Dividend is accounted for as and when received.
h) Revenue Recognition
Revenue on sale of products is recognized at the point of dispatch of
goods to the customers. i) Employee Benefits:
i) Short Term Employee Benefits:
All employee benefits payable wholly within twelve months of rendering
the service are classified as short term employee benefits. Short Term
Employee Benefits are recognized as an expense on an undiscounted basis
in the profit and loss account of the year in which the related
services is rendered.
ii) Post Employment Benefits:
DEFINED CONTRIBUTION PLANS :
Provident Fund :
Contribution to Provident Fund is made in accordance with the
provisions of the Employees Provident Fund & Miscellaneous Provisions
Act, 1952 and is charged to the Profit & Loss Account.
DEFINED BENEFIT PLANS:
Gratuity:
Provision for Gratuity Liability to Employees is made on the basis of
Actuarial Valuation made at the end of the each financial year. The
actuarial valuation is made on Projected Unit Credit Method.
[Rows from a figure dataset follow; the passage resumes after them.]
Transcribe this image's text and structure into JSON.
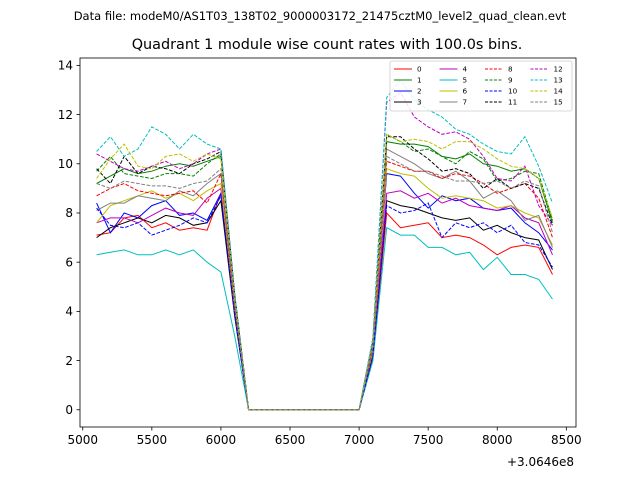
{
  "figure": {
    "suptitle": "Data file: modeM0/AS1T03_138T02_9000003172_21475cztM0_level2_quad_clean.evt",
    "title": "Quadrant 1 module wise count rates with 100.0s bins.",
    "x_offset_label": "+3.0646e8"
  },
  "chart_data": {
    "type": "line",
    "title": "Quadrant 1 module wise count rates with 100.0s bins.",
    "xlabel": "",
    "ylabel": "",
    "x_offset": "+3.0646e8",
    "xlim": [
      4980,
      8570
    ],
    "ylim": [
      -0.7,
      14.3
    ],
    "xticks": [
      5000,
      5500,
      6000,
      6500,
      7000,
      7500,
      8000,
      8500
    ],
    "yticks": [
      0,
      2,
      4,
      6,
      8,
      10,
      12,
      14
    ],
    "grid": false,
    "legend": {
      "placement": "top-right",
      "ncol": 4
    },
    "x": [
      5100,
      5200,
      5300,
      5400,
      5500,
      5600,
      5700,
      5800,
      5900,
      6000,
      6100,
      6200,
      6300,
      6400,
      6500,
      6600,
      6700,
      6800,
      6900,
      7000,
      7100,
      7200,
      7300,
      7400,
      7500,
      7600,
      7700,
      7800,
      7900,
      8000,
      8100,
      8200,
      8300,
      8400
    ],
    "series": [
      {
        "name": "0",
        "color": "#ff0000",
        "dash": "solid",
        "values": [
          7.1,
          7.2,
          7.8,
          7.9,
          7.4,
          7.6,
          7.3,
          7.4,
          7.3,
          8.8,
          3.9,
          0,
          0,
          0,
          0,
          0,
          0,
          0,
          0,
          0,
          2.1,
          8.0,
          7.4,
          7.5,
          7.6,
          7.0,
          7.1,
          7.0,
          6.7,
          6.3,
          6.6,
          6.7,
          6.6,
          5.5
        ]
      },
      {
        "name": "1",
        "color": "#008000",
        "dash": "solid",
        "values": [
          9.2,
          9.5,
          9.8,
          9.6,
          9.7,
          9.9,
          10.0,
          9.9,
          10.1,
          10.3,
          4.5,
          0,
          0,
          0,
          0,
          0,
          0,
          0,
          0,
          0,
          2.6,
          10.9,
          10.8,
          10.8,
          10.7,
          10.3,
          10.2,
          10.4,
          10.0,
          9.9,
          9.7,
          9.8,
          9.4,
          7.6
        ]
      },
      {
        "name": "2",
        "color": "#0000ff",
        "dash": "solid",
        "values": [
          8.4,
          7.2,
          8.0,
          7.8,
          8.3,
          8.5,
          7.9,
          8.0,
          7.7,
          8.8,
          3.9,
          0,
          0,
          0,
          0,
          0,
          0,
          0,
          0,
          0,
          2.3,
          9.6,
          9.5,
          8.8,
          8.2,
          8.7,
          8.5,
          8.6,
          8.2,
          8.1,
          8.2,
          7.6,
          7.2,
          6.5
        ]
      },
      {
        "name": "3",
        "color": "#000000",
        "dash": "solid",
        "values": [
          7.0,
          7.4,
          7.6,
          7.8,
          7.6,
          7.9,
          7.8,
          7.5,
          7.6,
          8.5,
          3.8,
          0,
          0,
          0,
          0,
          0,
          0,
          0,
          0,
          0,
          2.2,
          8.5,
          8.3,
          8.2,
          8.0,
          7.8,
          7.7,
          7.8,
          7.3,
          7.5,
          7.2,
          7.0,
          6.9,
          5.7
        ]
      },
      {
        "name": "4",
        "color": "#bf00bf",
        "dash": "solid",
        "values": [
          7.6,
          7.8,
          7.8,
          7.6,
          7.9,
          8.2,
          8.0,
          7.9,
          8.6,
          9.0,
          4.0,
          0,
          0,
          0,
          0,
          0,
          0,
          0,
          0,
          0,
          2.3,
          8.8,
          8.9,
          8.6,
          8.8,
          8.4,
          8.6,
          8.3,
          8.2,
          8.1,
          8.3,
          7.8,
          7.6,
          6.3
        ]
      },
      {
        "name": "5",
        "color": "#00bfbf",
        "dash": "solid",
        "values": [
          6.3,
          6.4,
          6.5,
          6.3,
          6.3,
          6.5,
          6.3,
          6.5,
          6.0,
          5.6,
          3.0,
          0,
          0,
          0,
          0,
          0,
          0,
          0,
          0,
          0,
          2.0,
          7.4,
          7.1,
          7.1,
          6.6,
          6.6,
          6.3,
          6.4,
          5.7,
          6.2,
          5.5,
          5.5,
          5.3,
          4.5
        ]
      },
      {
        "name": "6",
        "color": "#bfbf00",
        "dash": "solid",
        "values": [
          7.6,
          8.3,
          8.5,
          8.7,
          8.9,
          8.6,
          8.8,
          8.5,
          8.9,
          9.2,
          4.1,
          0,
          0,
          0,
          0,
          0,
          0,
          0,
          0,
          0,
          2.4,
          9.8,
          9.6,
          9.5,
          9.0,
          8.6,
          8.7,
          8.6,
          8.5,
          8.2,
          8.3,
          8.0,
          7.8,
          6.7
        ]
      },
      {
        "name": "7",
        "color": "#808080",
        "dash": "solid",
        "values": [
          8.1,
          8.4,
          8.4,
          8.7,
          8.6,
          8.5,
          8.9,
          8.7,
          9.2,
          9.6,
          4.2,
          0,
          0,
          0,
          0,
          0,
          0,
          0,
          0,
          0,
          2.5,
          10.6,
          10.3,
          10.0,
          9.6,
          9.4,
          9.7,
          9.3,
          8.6,
          8.9,
          8.5,
          7.7,
          7.9,
          6.6
        ]
      },
      {
        "name": "8",
        "color": "#ff0000",
        "dash": "dashed",
        "values": [
          8.7,
          9.0,
          9.2,
          8.9,
          8.8,
          8.7,
          8.8,
          8.9,
          8.4,
          9.6,
          4.2,
          0,
          0,
          0,
          0,
          0,
          0,
          0,
          0,
          0,
          2.5,
          10.1,
          9.9,
          9.7,
          9.7,
          9.4,
          9.6,
          9.5,
          9.2,
          8.8,
          9.0,
          9.2,
          8.6,
          7.0
        ]
      },
      {
        "name": "9",
        "color": "#008000",
        "dash": "dashed",
        "values": [
          9.7,
          10.3,
          9.6,
          9.5,
          9.4,
          9.6,
          9.6,
          9.5,
          10.0,
          10.4,
          4.6,
          0,
          0,
          0,
          0,
          0,
          0,
          0,
          0,
          0,
          2.7,
          11.2,
          10.9,
          10.5,
          10.6,
          10.3,
          10.0,
          10.5,
          10.2,
          9.3,
          9.4,
          9.7,
          9.6,
          7.7
        ]
      },
      {
        "name": "10",
        "color": "#0000ff",
        "dash": "dashed",
        "values": [
          8.2,
          7.5,
          7.4,
          7.6,
          7.1,
          7.3,
          7.5,
          7.8,
          7.6,
          8.7,
          3.9,
          0,
          0,
          0,
          0,
          0,
          0,
          0,
          0,
          0,
          2.2,
          8.3,
          8.0,
          8.1,
          8.4,
          7.0,
          7.6,
          7.4,
          7.6,
          7.2,
          7.5,
          6.8,
          6.7,
          5.8
        ]
      },
      {
        "name": "11",
        "color": "#000000",
        "dash": "dashed",
        "values": [
          9.8,
          9.2,
          10.3,
          9.6,
          9.9,
          9.8,
          9.6,
          10.0,
          10.2,
          10.5,
          4.7,
          0,
          0,
          0,
          0,
          0,
          0,
          0,
          0,
          0,
          2.8,
          11.1,
          11.1,
          10.6,
          10.2,
          9.7,
          9.8,
          9.6,
          9.0,
          9.4,
          9.0,
          9.2,
          9.0,
          7.5
        ]
      },
      {
        "name": "12",
        "color": "#bf00bf",
        "dash": "dashed",
        "values": [
          10.4,
          10.1,
          9.8,
          9.7,
          9.9,
          10.1,
          9.8,
          10.0,
          10.4,
          10.6,
          4.7,
          0,
          0,
          0,
          0,
          0,
          0,
          0,
          0,
          0,
          2.9,
          12.5,
          12.9,
          11.9,
          11.5,
          11.2,
          11.3,
          11.0,
          10.3,
          9.4,
          9.3,
          9.9,
          8.3,
          7.5
        ]
      },
      {
        "name": "13",
        "color": "#00bfbf",
        "dash": "dashed",
        "values": [
          10.5,
          11.1,
          10.3,
          10.6,
          11.5,
          11.2,
          10.6,
          11.2,
          10.8,
          10.6,
          4.7,
          0,
          0,
          0,
          0,
          0,
          0,
          0,
          0,
          0,
          2.9,
          12.7,
          13.4,
          12.6,
          12.2,
          11.9,
          11.4,
          11.2,
          10.8,
          10.5,
          10.4,
          11.1,
          9.9,
          8.4
        ]
      },
      {
        "name": "14",
        "color": "#bfbf00",
        "dash": "dashed",
        "values": [
          9.4,
          10.2,
          10.8,
          9.9,
          9.8,
          10.3,
          10.4,
          10.1,
          10.4,
          10.2,
          4.5,
          0,
          0,
          0,
          0,
          0,
          0,
          0,
          0,
          0,
          2.7,
          11.2,
          10.9,
          11.0,
          10.9,
          10.6,
          10.9,
          10.9,
          10.6,
          10.2,
          9.9,
          9.8,
          9.4,
          7.8
        ]
      },
      {
        "name": "15",
        "color": "#808080",
        "dash": "dashed",
        "values": [
          9.2,
          9.0,
          9.3,
          9.2,
          9.1,
          9.1,
          9.0,
          9.2,
          9.3,
          9.8,
          4.3,
          0,
          0,
          0,
          0,
          0,
          0,
          0,
          0,
          0,
          2.6,
          10.3,
          10.0,
          9.7,
          9.7,
          9.5,
          9.3,
          9.3,
          9.2,
          9.3,
          9.0,
          9.3,
          9.1,
          7.2
        ]
      }
    ]
  }
}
j) Foreign Currency Transactions
i) Monetary Assets and Liabilities related to Foreign Currency
Transactions and outstanding, except assets and liabilities hedged by a
hedge contract, at the close of the year, are expressed in Indian
rupees at the rate of exchange prevailing on the date of the Balance
Sheet.
ii) Monetary Assets and Liabilities hedged by a hedge contract are
expressed in Indian rupees at the rate of exchange prevailing on the
date of the Balance Sheet adjusted to the rates in the hedge contracts.
The exchange difference arising either on settlement or at reporting
date is recognized in the profit and loss account except in cases where
they relate to acquisition of fixed assets, in which case they are
adjusted to the carrying cost of such asset.
iii) Transactions in foreign currency are recorded in the books of
account in Indian rupees at the rate of exchange prevailing on the date
of transaction.
k) Borrowing Cost
Borrowing cost that are directly attributable to the acquisition,
construction or production of a qualifying asset are capitalised as a
part of the cost of the assets. Other borrowing costs are recognised as
an expense in the year in which they are incurred..
l) Accounting for Taxes on Income
Provision for taxation for the year comprises of current tax and
deferred tax.
i) Current tax is the amount of Income Tax ascertained on the basis of
assessable profit computed in accordance with the provision of Income
Tax Act, 196,1.
ii) Deferred tax is recognized, subject to the consideration of
prudence, on timing differences, being the difference between taxable
incomes and accounting income that originate in one period and are
capable of reversal in one or more subsequent periods.
m) Provisions and Contingent Liabilities
Provisions are recognised in the accounts in respect of present
probable obligations, the amount of which can be reliably estimated.
Contingent liabilities are disclosed in respect of possible obligations
that arise from past events but their existence is confirmed by the
occurrence or non-occurrence of one or more uncertain future events not
wholly within the control of the company.